I had a thought this morning that I need some feedback on. I need some discussion and debate. I need to figure out what reactions to it make sense to me, and what reactions I find silly. Because this thought made my head spin around a little and I want to get it set back on. Here it is:

As Christians we believe that God's ultimate gift to us, the key to our redemption from sin and eternal life in the presence of God came in the form of the Crucifixion of Jesus Christ. It came in the form of the brutal, agonizing, cruel and unusual Roman form of capital punishment exhibited on the most innocent man in the history of the universe. The cross was the Roman electric chair. It was the Roman lethal injection. Only it was so much more agonizing, bloody, and brutal than either of those. We are saved by the blood shed via the capital punishment of a completely innocent man. No Roman capital punishment = no Crucifixion

So how should Christians feel about the government practicing capital punishment on men tried and proven guilty of heinous crimes?

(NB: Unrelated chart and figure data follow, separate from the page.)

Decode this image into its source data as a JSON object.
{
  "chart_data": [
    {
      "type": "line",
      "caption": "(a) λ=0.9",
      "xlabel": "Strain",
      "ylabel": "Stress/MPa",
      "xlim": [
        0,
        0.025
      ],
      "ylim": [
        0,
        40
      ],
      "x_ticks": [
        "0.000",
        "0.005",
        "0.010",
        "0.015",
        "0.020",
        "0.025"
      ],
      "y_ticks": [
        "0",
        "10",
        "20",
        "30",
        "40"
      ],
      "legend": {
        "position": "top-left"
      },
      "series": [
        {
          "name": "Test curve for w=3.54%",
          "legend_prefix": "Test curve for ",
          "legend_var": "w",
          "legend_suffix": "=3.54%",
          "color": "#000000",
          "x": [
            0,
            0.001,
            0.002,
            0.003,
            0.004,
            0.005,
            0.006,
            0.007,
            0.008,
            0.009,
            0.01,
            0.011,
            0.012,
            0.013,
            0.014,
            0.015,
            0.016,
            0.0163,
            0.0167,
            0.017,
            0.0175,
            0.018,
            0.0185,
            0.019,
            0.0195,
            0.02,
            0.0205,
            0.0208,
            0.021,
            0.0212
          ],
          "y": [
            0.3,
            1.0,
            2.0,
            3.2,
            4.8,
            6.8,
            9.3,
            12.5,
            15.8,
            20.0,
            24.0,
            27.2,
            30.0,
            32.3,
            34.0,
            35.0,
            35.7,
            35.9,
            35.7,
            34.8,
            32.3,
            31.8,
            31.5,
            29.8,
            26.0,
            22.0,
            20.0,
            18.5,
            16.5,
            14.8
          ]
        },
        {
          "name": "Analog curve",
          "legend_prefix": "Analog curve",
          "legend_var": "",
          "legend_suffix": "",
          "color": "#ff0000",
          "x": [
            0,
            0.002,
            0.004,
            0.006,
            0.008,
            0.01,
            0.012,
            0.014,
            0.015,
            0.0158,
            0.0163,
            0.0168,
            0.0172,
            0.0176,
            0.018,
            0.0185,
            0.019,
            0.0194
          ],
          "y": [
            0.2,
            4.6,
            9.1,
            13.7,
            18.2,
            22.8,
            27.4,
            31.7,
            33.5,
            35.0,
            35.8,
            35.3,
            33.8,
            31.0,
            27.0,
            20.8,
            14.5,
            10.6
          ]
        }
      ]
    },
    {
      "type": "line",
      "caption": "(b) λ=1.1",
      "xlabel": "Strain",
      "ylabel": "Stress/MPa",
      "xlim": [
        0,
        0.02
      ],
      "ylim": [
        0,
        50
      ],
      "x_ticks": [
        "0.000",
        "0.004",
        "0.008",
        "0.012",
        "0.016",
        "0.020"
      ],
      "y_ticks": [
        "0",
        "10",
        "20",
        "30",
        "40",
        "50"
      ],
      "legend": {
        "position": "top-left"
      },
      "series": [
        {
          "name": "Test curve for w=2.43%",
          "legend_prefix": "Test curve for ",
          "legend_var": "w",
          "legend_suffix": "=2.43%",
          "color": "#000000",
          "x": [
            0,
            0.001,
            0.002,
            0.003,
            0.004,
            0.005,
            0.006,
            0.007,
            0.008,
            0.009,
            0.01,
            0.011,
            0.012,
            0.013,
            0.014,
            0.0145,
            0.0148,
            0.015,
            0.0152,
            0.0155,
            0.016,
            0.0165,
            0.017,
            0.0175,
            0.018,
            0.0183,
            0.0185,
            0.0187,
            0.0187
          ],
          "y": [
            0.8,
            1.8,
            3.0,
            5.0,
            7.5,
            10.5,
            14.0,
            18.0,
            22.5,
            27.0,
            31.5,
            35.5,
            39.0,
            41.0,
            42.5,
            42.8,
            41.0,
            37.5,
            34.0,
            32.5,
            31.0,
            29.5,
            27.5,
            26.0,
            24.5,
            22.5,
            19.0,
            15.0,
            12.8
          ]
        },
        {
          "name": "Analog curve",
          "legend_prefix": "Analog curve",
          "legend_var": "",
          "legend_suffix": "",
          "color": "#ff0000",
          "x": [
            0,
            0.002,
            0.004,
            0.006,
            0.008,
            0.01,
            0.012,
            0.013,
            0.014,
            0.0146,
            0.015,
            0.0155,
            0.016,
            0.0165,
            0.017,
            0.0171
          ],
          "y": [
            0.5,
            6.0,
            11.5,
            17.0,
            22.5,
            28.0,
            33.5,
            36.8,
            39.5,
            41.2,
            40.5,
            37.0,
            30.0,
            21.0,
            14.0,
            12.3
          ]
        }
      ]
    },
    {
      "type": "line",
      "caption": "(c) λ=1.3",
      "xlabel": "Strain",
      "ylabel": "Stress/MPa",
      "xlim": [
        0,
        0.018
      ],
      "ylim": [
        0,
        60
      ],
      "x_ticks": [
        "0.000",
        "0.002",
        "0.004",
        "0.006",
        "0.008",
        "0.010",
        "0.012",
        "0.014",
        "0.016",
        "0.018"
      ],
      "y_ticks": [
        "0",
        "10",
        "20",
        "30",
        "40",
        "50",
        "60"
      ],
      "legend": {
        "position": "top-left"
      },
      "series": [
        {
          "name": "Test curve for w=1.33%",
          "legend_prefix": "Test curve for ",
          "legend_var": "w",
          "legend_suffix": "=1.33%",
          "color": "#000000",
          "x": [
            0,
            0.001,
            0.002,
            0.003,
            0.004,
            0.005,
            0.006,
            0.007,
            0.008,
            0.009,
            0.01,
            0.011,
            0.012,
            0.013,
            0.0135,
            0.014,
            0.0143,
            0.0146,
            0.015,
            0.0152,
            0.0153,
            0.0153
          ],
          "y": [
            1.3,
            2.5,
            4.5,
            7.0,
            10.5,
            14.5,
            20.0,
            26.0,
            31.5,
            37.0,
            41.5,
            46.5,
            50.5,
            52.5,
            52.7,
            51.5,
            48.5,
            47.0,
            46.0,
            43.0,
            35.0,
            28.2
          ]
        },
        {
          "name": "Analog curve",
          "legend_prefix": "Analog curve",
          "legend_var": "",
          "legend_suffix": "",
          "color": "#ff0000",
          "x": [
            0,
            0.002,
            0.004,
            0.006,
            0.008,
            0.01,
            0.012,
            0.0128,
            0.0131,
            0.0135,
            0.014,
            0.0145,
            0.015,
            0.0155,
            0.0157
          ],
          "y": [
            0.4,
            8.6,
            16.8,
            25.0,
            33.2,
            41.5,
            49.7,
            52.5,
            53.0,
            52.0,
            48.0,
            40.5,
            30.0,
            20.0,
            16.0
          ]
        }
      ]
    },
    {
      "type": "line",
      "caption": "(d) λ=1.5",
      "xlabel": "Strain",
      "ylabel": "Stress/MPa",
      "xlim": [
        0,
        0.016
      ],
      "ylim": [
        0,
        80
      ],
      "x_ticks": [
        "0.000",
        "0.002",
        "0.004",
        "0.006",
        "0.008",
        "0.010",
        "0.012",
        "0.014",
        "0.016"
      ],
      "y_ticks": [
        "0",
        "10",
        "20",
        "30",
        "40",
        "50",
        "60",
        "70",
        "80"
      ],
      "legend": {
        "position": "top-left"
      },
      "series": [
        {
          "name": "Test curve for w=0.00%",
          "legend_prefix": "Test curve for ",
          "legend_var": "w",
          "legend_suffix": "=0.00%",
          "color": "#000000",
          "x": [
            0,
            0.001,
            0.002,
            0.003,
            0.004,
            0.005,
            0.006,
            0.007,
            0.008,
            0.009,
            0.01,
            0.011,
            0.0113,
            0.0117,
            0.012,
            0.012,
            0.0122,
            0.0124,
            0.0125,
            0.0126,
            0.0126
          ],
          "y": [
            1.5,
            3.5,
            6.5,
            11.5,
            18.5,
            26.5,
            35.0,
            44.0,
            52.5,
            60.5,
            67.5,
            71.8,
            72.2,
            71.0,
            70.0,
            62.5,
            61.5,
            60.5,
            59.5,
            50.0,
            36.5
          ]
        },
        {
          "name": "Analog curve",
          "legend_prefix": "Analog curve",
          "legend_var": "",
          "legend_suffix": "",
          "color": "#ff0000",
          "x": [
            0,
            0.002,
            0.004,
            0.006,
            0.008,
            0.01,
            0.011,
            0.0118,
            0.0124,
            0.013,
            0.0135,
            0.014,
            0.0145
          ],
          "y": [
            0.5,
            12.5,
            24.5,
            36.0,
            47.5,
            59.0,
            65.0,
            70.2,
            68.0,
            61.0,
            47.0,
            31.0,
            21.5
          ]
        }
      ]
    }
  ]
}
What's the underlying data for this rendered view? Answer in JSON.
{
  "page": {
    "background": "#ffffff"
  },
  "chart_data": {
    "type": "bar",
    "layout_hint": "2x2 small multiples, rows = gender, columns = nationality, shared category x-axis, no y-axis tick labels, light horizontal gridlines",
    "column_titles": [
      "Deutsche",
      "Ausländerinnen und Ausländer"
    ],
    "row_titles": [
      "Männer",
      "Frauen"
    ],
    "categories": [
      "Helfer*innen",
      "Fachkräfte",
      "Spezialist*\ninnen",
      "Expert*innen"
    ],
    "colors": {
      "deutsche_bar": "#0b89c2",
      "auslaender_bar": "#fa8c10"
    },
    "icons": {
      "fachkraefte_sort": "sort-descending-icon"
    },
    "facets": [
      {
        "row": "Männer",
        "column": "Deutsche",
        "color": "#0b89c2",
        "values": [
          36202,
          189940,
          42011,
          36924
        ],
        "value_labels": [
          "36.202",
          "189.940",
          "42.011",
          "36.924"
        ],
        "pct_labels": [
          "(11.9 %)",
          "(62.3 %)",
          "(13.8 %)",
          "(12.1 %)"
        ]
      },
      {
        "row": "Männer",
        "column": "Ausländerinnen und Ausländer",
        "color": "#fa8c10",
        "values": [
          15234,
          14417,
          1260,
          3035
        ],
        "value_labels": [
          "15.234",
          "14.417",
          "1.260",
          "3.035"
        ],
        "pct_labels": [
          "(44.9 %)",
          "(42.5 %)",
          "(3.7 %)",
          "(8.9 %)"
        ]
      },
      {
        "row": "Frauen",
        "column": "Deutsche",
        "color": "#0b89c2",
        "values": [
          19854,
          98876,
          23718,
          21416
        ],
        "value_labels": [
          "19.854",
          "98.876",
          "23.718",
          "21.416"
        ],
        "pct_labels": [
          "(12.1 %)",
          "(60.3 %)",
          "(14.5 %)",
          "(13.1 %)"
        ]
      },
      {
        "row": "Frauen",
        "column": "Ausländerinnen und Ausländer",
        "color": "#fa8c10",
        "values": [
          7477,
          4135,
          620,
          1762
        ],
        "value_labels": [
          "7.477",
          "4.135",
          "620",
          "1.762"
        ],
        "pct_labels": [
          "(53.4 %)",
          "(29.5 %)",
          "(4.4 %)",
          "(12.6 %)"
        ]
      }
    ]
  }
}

Does thinking about the Crucifixion as capital punishment change how you think about it?

What do you think?

2 comments:

Anonymous said...

First,about 18 percent of people killed by the death penalty are innocent. Second, the killing of christ by the roman form of the death penalty only proves how primative this practice actually is. Just my two cents.

Anna M. said...

I guess I don't get the link between Christ's suffering and the link to current-day capital punishment Because I don't think my salvation is tied to cross at all...it's tied to the fact that Christ rose again! The resurrection is where our salvation hinges, not the suffering.

That being said, by his stripes we are healed, because He rose again. That makes Christ's work on the cross permanently separate from the doings of the current justice system. There's just not a link there, in a general sense.